Pick the segment first. The company filter follows.
A note on size. Pain segments are small. Hundreds to a couple thousand companies. If your segment has 50,000 members, it's probably a market and you've drifted up a level. If it's under 50, you don't have a segment, you have an account list. The size band that matters is roughly 100 to 2,000.
And the segment can be more specific than the obvious cut. "Orthodontists" is the example. The orthodontists you target — practice groups, PE-backed roll-ups, mom-and-pop independents — those are completely different segments. PE groups have totally different problems than a single-doctor office. Don't stop at the obvious word.
Layer 3: The person
The persona layer is where messaging fit actually lives.
Here's the move most founders miss: the company has one core challenge, but the person has a different one. And different roles inside the same company have different cores.
My dishwasher friend is selling into a Dish Hub. The CEO's core is cost per dish — every penny shaved off that number falls to the bottom line. The tech person's core is something completely different.
The tech person's core is fear of fucking up.
Nobody walks into the office and says "the CRM worked again today, congrats." They walk in and say "the data's wrong, you're fired." Tech people live in the negative space. They don't get celebrated when things work, they get blamed when things break.
So when you pitch the CEO, you talk about cost per dish. When you pitch the tech person, you talk about how the new system will not fail in a way that puts their job at risk — we keep your existing stack as a fallback, we do the dishes ourselves if our robot dies.

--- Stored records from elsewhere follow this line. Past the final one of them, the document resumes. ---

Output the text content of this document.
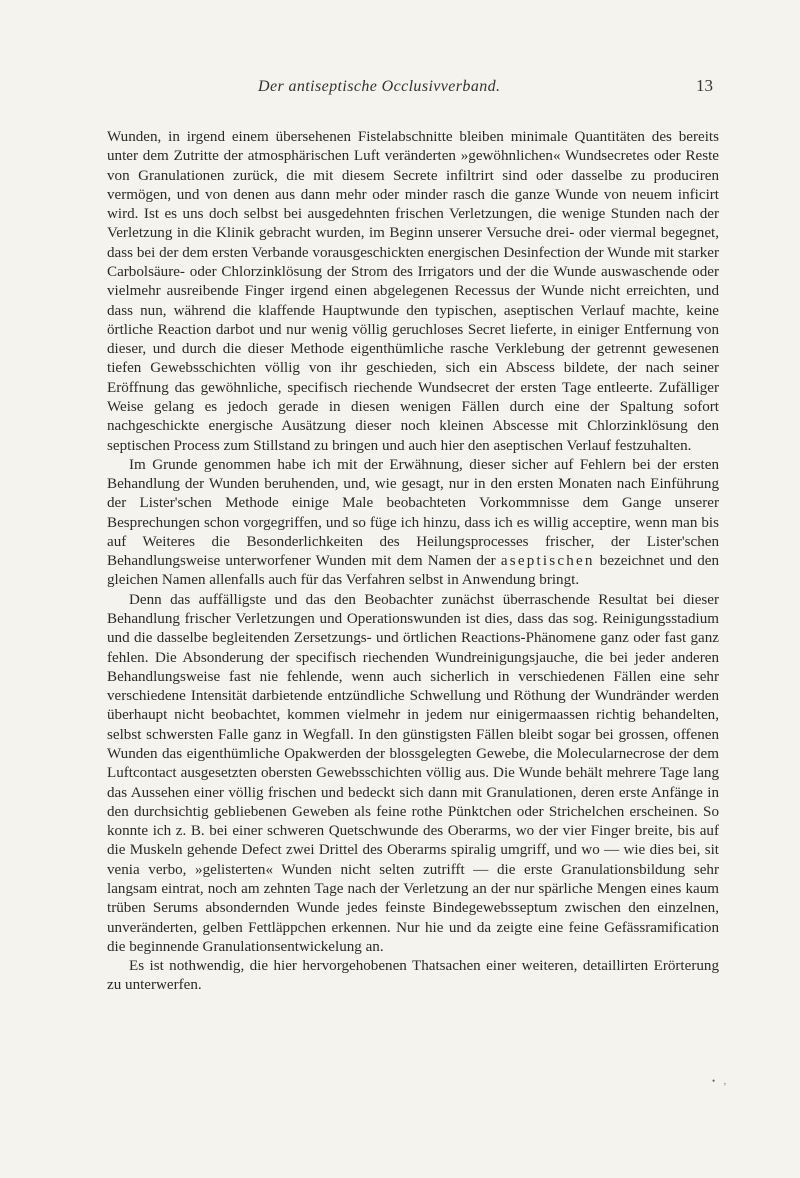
Der antiseptische Occlusivverband.	13

Wunden, in irgend einem übersehenen Fistelabschnitte bleiben minimale Quantitäten des bereits unter dem Zutritte der atmosphärischen Luft veränderten »gewöhnlichen« Wundsecretes oder Reste von Granulationen zurück, die mit diesem Secrete infiltrirt sind oder dasselbe zu produciren vermögen, und von denen aus dann mehr oder minder rasch die ganze Wunde von neuem inficirt wird. Ist es uns doch selbst bei ausgedehnten frischen Verletzungen, die wenige Stunden nach der Verletzung in die Klinik gebracht wurden, im Beginn unserer Versuche drei- oder viermal begegnet, dass bei der dem ersten Verbande vorausgeschickten energischen Desinfection der Wunde mit starker Carbolsäure- oder Chlorzinklösung der Strom des Irrigators und der die Wunde auswaschende oder vielmehr ausreibende Finger irgend einen abgelegenen Recessus der Wunde nicht erreichten, und dass nun, während die klaffende Hauptwunde den typischen, aseptischen Verlauf machte, keine örtliche Reaction darbot und nur wenig völlig geruchloses Secret lieferte, in einiger Entfernung von dieser, und durch die dieser Methode eigenthümliche rasche Verklebung der getrennt gewesenen tiefen Gewebsschichten völlig von ihr geschieden, sich ein Abscess bildete, der nach seiner Eröffnung das gewöhnliche, specifisch riechende Wundsecret der ersten Tage entleerte. Zufälliger Weise gelang es jedoch gerade in diesen wenigen Fällen durch eine der Spaltung sofort nachgeschickte energische Ausätzung dieser noch kleinen Abscesse mit Chlorzinklösung den septischen Process zum Stillstand zu bringen und auch hier den aseptischen Verlauf festzuhalten.

Im Grunde genommen habe ich mit der Erwähnung, dieser sicher auf Fehlern bei der ersten Behandlung der Wunden beruhenden, und, wie gesagt, nur in den ersten Monaten nach Einführung der Lister'schen Methode einige Male beobachteten Vorkommnisse dem Gange unserer Besprechungen schon vorgegriffen, und so füge ich hinzu, dass ich es willig acceptire, wenn man bis auf Weiteres die Besonderlichkeiten des Heilungsprocesses frischer, der Lister'schen Behandlungsweise unterworfener Wunden mit dem Namen der aseptischen bezeichnet und den gleichen Namen allenfalls auch für das Verfahren selbst in Anwendung bringt.

Denn das auffälligste und das den Beobachter zunächst überraschende Resultat bei dieser Behandlung frischer Verletzungen und Operationswunden ist dies, dass das sog. Reinigungsstadium und die dasselbe begleitenden Zersetzungs- und örtlichen Reactions-Phänomene ganz oder fast ganz fehlen. Die Absonderung der specifisch riechenden Wundreinigungsjauche, die bei jeder anderen Behandlungsweise fast nie fehlende, wenn auch sicherlich in verschiedenen Fällen eine sehr verschiedene Intensität darbietende entzündliche Schwellung und Röthung der Wundränder werden überhaupt nicht beobachtet, kommen vielmehr in jedem nur einigermaassen richtig behandelten, selbst schwersten Falle ganz in Wegfall. In den günstigsten Fällen bleibt sogar bei grossen, offenen Wunden das eigenthümliche Opakwerden der blossgelegten Gewebe, die Molecularnecrose der dem Luftcontact ausgesetzten obersten Gewebsschichten völlig aus. Die Wunde behält mehrere Tage lang das Aussehen einer völlig frischen und bedeckt sich dann mit Granulationen, deren erste Anfänge in den durchsichtig gebliebenen Geweben als feine rothe Pünktchen oder Strichelchen erscheinen. So konnte ich z. B. bei einer schweren Quetschwunde des Oberarms, wo der vier Finger breite, bis auf die Muskeln gehende Defect zwei Drittel des Oberarms spiralig umgriff, und wo — wie dies bei, sit venia verbo, »gelisterten« Wunden nicht selten zutrifft — die erste Granulationsbildung sehr langsam eintrat, noch am zehnten Tage nach der Verletzung an der nur spärliche Mengen eines kaum trüben Serums absondernden Wunde jedes feinste Bindegewebsseptum zwischen den einzelnen, unveränderten, gelben Fettläppchen erkennen. Nur hie und da zeigte eine feine Gefässramification die beginnende Granulationsentwickelung an.

Es ist nothwendig, die hier hervorgehobenen Thatsachen einer weiteren, detaillirten Erörterung zu unterwerfen.

• ‚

This is why the persona layer is the one you have to be most thoughtful about. The first two layers you can pick from outside. You can throw Claude at a list and pick a segment. You can throw a dart at companies inside a good segment. You can't pre-compute the persona core. You have to discover it.

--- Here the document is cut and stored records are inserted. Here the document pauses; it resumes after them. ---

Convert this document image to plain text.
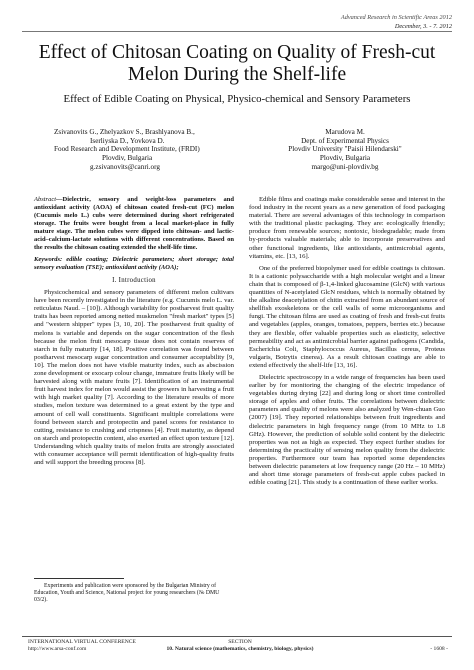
Advanced Research in Scientific Areas 2012
December, 3. - 7. 2012
Effect of Chitosan Coating on Quality of Fresh-cut Melon During the Shelf-life
Effect of Edible Coating on Physical, Physico-chemical and Sensory Parameters
Zsivanovits G., Zhelyazkov S., Brashlyanova B.,
Iserliyska D., Yovkova D.
Food Research and Development Institute, (FRDI)
Plovdiv, Bulgaria
g.zsivanovits@canri.org
Marudova M.
Dept. of Experimental Physics
Plovdiv University "Paisii Hilendarski"
Plovdiv, Bulgaria
margo@uni-plovdiv.bg

Abstract—Dielectric, sensory and weight-loss parameters and antioxidant activity (AOA) of chitosan coated fresh-cut (FC) melon (Cucumis melo L.) cubs were determined during short refrigerated storage. The fruits were bought from a local market-place in fully mature stage. The melon cubes were dipped into chitosan- and lactic-acid–calcium-lactate solutions with different concentrations. Based on the results the chitosan coating extended the shelf-life time.

Keywords: edible coating; Dielectric parameters; short storage; total sensory evaluation (TSE); antioxidant activity (AOA);

I. Introduction

Physicochemical and sensory parameters of different melon cultivars have been recently investigated in the literature (e.g. Cucumis melo L. var. reticulatus Naud. – [10]). Although variability for postharvest fruit quality traits has been reported among netted muskmelon "fresh market" types [5] and "western shipper" types [3, 10, 20]. The postharvest fruit quality of melons is variable and depends on the sugar concentration of the flesh because the melon fruit mesocarp tissue does not contain reserves of starch in fully maturity [14, 18]. Positive correlation was found between postharvest mesocarp sugar concentration and consumer acceptability [9, 10]. The melon does not have visible maturity index, such as abscission zone development or exocarp colour change, immature fruits likely will be harvested along with mature fruits [7]. Identification of an instrumental fruit harvest index for melon would assist the growers in harvesting a fruit with high market quality [7]. According to the literature results of more studies, melon texture was determined to a great extent by the type and amount of cell wall constituents. Significant multiple correlations were found between starch and protopectin and panel scores for resistance to cutting, resistance to crushing and crispness [4]. Fruit maturity, as depend on starch and protopectin content, also exerted an effect upon texture [12]. Understanding which quality traits of melon fruits are strongly associated with consumer acceptance will permit identification of high-quality fruits and will support the breeding process [8].

Edible films and coatings make considerable sense and interest in the food industry in the recent years as a new generation of food packaging material. There are several advantages of this technology in comparison with the traditional plastic packaging. They are: ecologically friendly; produce from renewable sources; nontoxic, biodegradable; made from by-products valuable materials; able to incorporate preservatives and other functional ingredients, like antioxidants, antimicrobial agents, vitamins, etc. [13, 16].

One of the preferred biopolymer used for edible coatings is chitosan. It is a cationic polysaccharide with a high molecular weight and a linear chain that is composed of β-1,4-linked glucosamine (GlcN) with various quantities of N-acetylated GlcN residues, which is normally obtained by the alkaline deacetylation of chitin extracted from an abundant source of shellfish exoskeletons or the cell walls of some microorganisms and fungi. The chitosan films are used as coating of fresh and fresh-cut fruits and vegetables (apples, oranges, tomatoes, peppers, berries etc.) because they are flexible, offer valuable properties such as elasticity, selective permeability and act as antimicrobial barrier against pathogens (Candida, Escherichia Coli, Staphylococcus Aureus, Bacillus cereus, Proteus vulgaris, Botrytis cinerea). As a result chitosan coatings are able to extend effectively the shelf-life [13, 16].

Dielectric spectroscopy in a wide range of frequencies has been used earlier by for monitoring the changing of the electric impedance of vegetables during drying [22] and during long or short time controlled storage of apples and other fruits. The correlations between dielectric parameters and quality of melons were also analyzed by Wen-chuan Guo (2007) [19]. They reported relationships between fruit ingredients and dielectric parameters in high frequency range (from 10 MHz to 1.8 GHz). However, the prediction of soluble solid content by the dielectric properties was not as high as expected. They expect further studies for determining the practicality of sensing melon quality from the dielectric properties. Furthermore our team has reported some dependencies between dielectric parameters at low frequency range (20 Hz – 10 MHz) and short time storage parameters of fresh-cut apple cubes packed in edible coating [21]. This study is a continuation of these earlier works.

Experiments and publication were sponsored by the Bulgarian Ministry of Education, Youth and Science, National project for young researchers (№ DMU 03/2).
INTERNATIONAL VIRTUAL CONFERENCE
http://www.arsa-conf.com
SECTION
10. Natural science (mathematics, chemistry, biology, physics)
	- 1608 -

The default move at the persona layer is to start with your solution and pitch it. Don't.
Start with curious.
Ask questions. What's hard right now? What does success look like? Do you get promoted if this works? You have to understand their core before you map your solution onto it. The answers will surprise you. Same role, two different companies, wildly different answers.
How to actually run this
Here's the action.
The founder picks the segment and the company filter. That's the founder's job. Look at where your solution sits dead-center. Use Claude to expand into adjacent niches you haven't considered. Pick the segment, write the company criteria, hand it down.
The salesperson tests the personas. That's the salesperson's job. Don't let them pick the segment — that's outside their swim lane. Inside the segment-and-company filter, let them dial.
500 to 1,000 dials is the testing budget. Two to four days. Four different personas across a variety of companies in the segment.
If four personas across good companies in this segment all fail — you have the wrong segment. Founder error. Try again next week.
If one persona pops, you've found message-market fit at the bottom layer. Lock it. Scale it. Move on.
This is how you test your way to PMF. Not by sitting in a room workshopping copy. Not by adding more personalization tokens. Pick a segment where your solution is dead-center, write a company filter that follows, and let a salesperson dial four personas until one pops.
If you skip the segment work and go straight to copy, you'll spend a year polishing a message that was always going to land in an outer ring.
The list is the message. The segment is the list. The core challenge is the segment.
Pick the right one and the words barely matter.